Diagnose Clusterkopfschmerz “Cluster” bedeutet “Häufung” und bezieht sich auf das Muster in dem die Attacken oft immer um die selbe Jahreszeit bei einem Maxalt 5 mg nebenwirkungen auftreten. Die Diagnose wird mit einer ausführlichen Erhebung der Vorgeschichte gestellt.
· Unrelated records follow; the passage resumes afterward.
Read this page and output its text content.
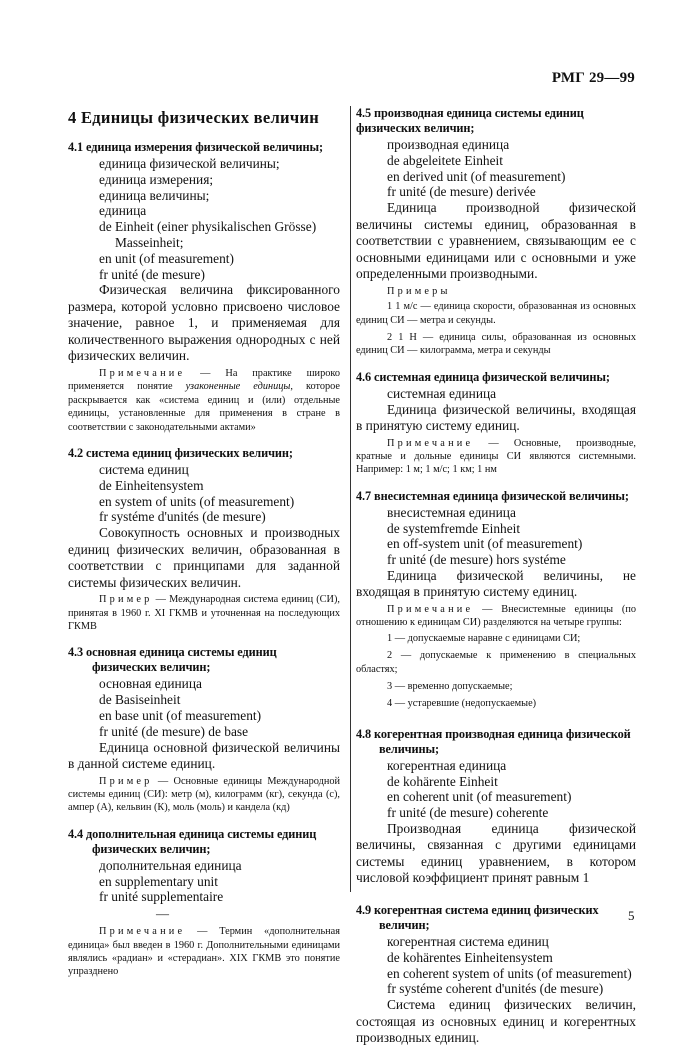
РМГ 29—99
4 Единицы физических величин
4.1 единица измерения физической величины;
единица физической величины;
единица измерения;
единица величины;
единица
de Einheit (einer physikalischen Grösse)
Masseinheit;
en unit (of measurement)
fr unité (de mesure)

Физическая величина фиксированного размера, которой условно присвоено числовое значение, равное 1, и применяемая для количественного выражения однородных с ней физических величин.

Примечание — На практике широко применяется понятие узаконенные единицы, которое раскрывается как «система единиц и (или) отдельные единицы, установленные для применения в стране в соответствии с законодательными актами»

4.2 система единиц физических величин;
система единиц
de Einheitensystem
en system of units (of measurement)
fr systéme d'unités (de mesure)

Совокупность основных и производных единиц физических величин, образованная в соответствии с принципами для заданной системы физических величин.

Пример — Международная система единиц (СИ), принятая в 1960 г. XI ГКМВ и уточненная на последующих ГКМВ

4.3 основная единица системы единиц физических величин;
основная единица
de Basiseinheit
en base unit (of measurement)
fr unité (de mesure) de base

Единица основной физической величины в данной системе единиц.

Пример — Основные единицы Международной системы единиц (СИ): метр (м), килограмм (кг), секунда (с), ампер (А), кельвин (К), моль (моль) и кандела (кд)

4.4 дополнительная единица системы единиц физических величин;
дополнительная единица
en supplementary unit
fr unité supplementaire
—

Примечание — Термин «дополнительная единица» был введен в 1960 г. Дополнительными единицами являлись «радиан» и «стерадиан». XIX ГКМВ это понятие упразднено

4.5 производная единица системы единиц физических величин;
производная единица
de abgeleitete Einheit
en derived unit (of measurement)
fr unité (de mesure) derivée

Единица производной физической величины системы единиц, образованная в соответствии с уравнением, связывающим ее с основными единицами или с основными и уже определенными производными.

Примеры

1 1 м/с — единица скорости, образованная из основных единиц СИ — метра и секунды.
2 1 Н — единица силы, образованная из основных единиц СИ — килограмма, метра и секунды
4.6 системная единица физической величины;
системная единица

Единица физической величины, входящая в принятую систему единиц.

Примечание — Основные, производные, кратные и дольные единицы СИ являются системными. Например: 1 м; 1 м/с; 1 км; 1 нм

4.7 внесистемная единица физической величины;
внесистемная единица
de systemfremde Einheit
en off-system unit (of measurement)
fr unité (de mesure) hors systéme

Единица физической величины, не входящая в принятую систему единиц.

Примечание — Внесистемные единицы (по отношению к единицам СИ) разделяются на четыре группы:

1 — допускаемые наравне с единицами СИ;
2 — допускаемые к применению в специальных областях;
3 — временно допускаемые;
4 — устаревшие (недопускаемые)
4.8 когерентная производная единица физической величины;
когерентная единица
de kohärente Einheit
en coherent unit (of measurement)
fr unité (de mesure) coherente

Производная единица физической величины, связанная с другими единицами системы единиц уравнением, в котором числовой коэффициент принят равным 1

4.9 когерентная система единиц физических величин;
когерентная система единиц
de kohärentes Einheitensystem
en coherent system of units (of measurement)
fr systéme coherent d'unités (de mesure)

Система единиц физических величин, состоящая из основных единиц и когерентных производных единиц.

5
Apparate spielen in der Diagnostik keine Rolle. Dies mag mit daran Schuld sein, dass die Diagnose oft nicht gestellt wird. Weil die Attacken auch ohne Behandlung kurz sind, oft mit dem fälschlichen Eindruck einer Wirksamkeit. Die Cluster- Kopfschmerzen sind von der Vererbung her, biochemisch und klinisch etwas völlig anderes als Migräne. Propranolol hilft in der Vorbeugung von Migräne, ist aber bei Clusterkopfschmerz wirkungslos. Lithium hilft bei Cluster Kopfschmerzen nicht, aber bei Migräne. Triptane und Ergotamine sind aber in der akuten Attacke bei beidem hilfreich, es gibt Patienten, die beide Kopfschmerzformen haben, was auf eine gewisse Verbindung hinweist.

Die Erkrankung beginnt meist zwischen dem 20. Lebensjahr, kann aber in jedem Alter beginnen. Bei Frauen ist der Beginn meist später. Die Kopfschmerzen treten im Gegensatz zur Migräne nicht gehäuft im Rahmen der Menses auf und verschwinden meist während der Schwangerschaft. Die Pille soll manchmal ein Auslöser sein. Studien zeigen, dass Vererbung eine Rolle spielt, bei Verwandten 1.

Grades ist der Clusterkopfschmerz 5-18x häufiger, bei Verwandten 2. Grades 1-3x häufiger als in der Durchschnittsbevölkerung. Man nimmt an, dass es sich in manchen Familien um einen autosomal dominanten Erbgang mit niedriger Penetranz handelt und in anderen Familien um einen autosomal rezessiven Erbgang oder eine multifaktorielle Vererbung. Am häufigsten sind die Attacken nachts zwischen 1 Uhr und 2 Uhr zu beobachten. Bei vielen Patienten ist es immer die selbe Zeit.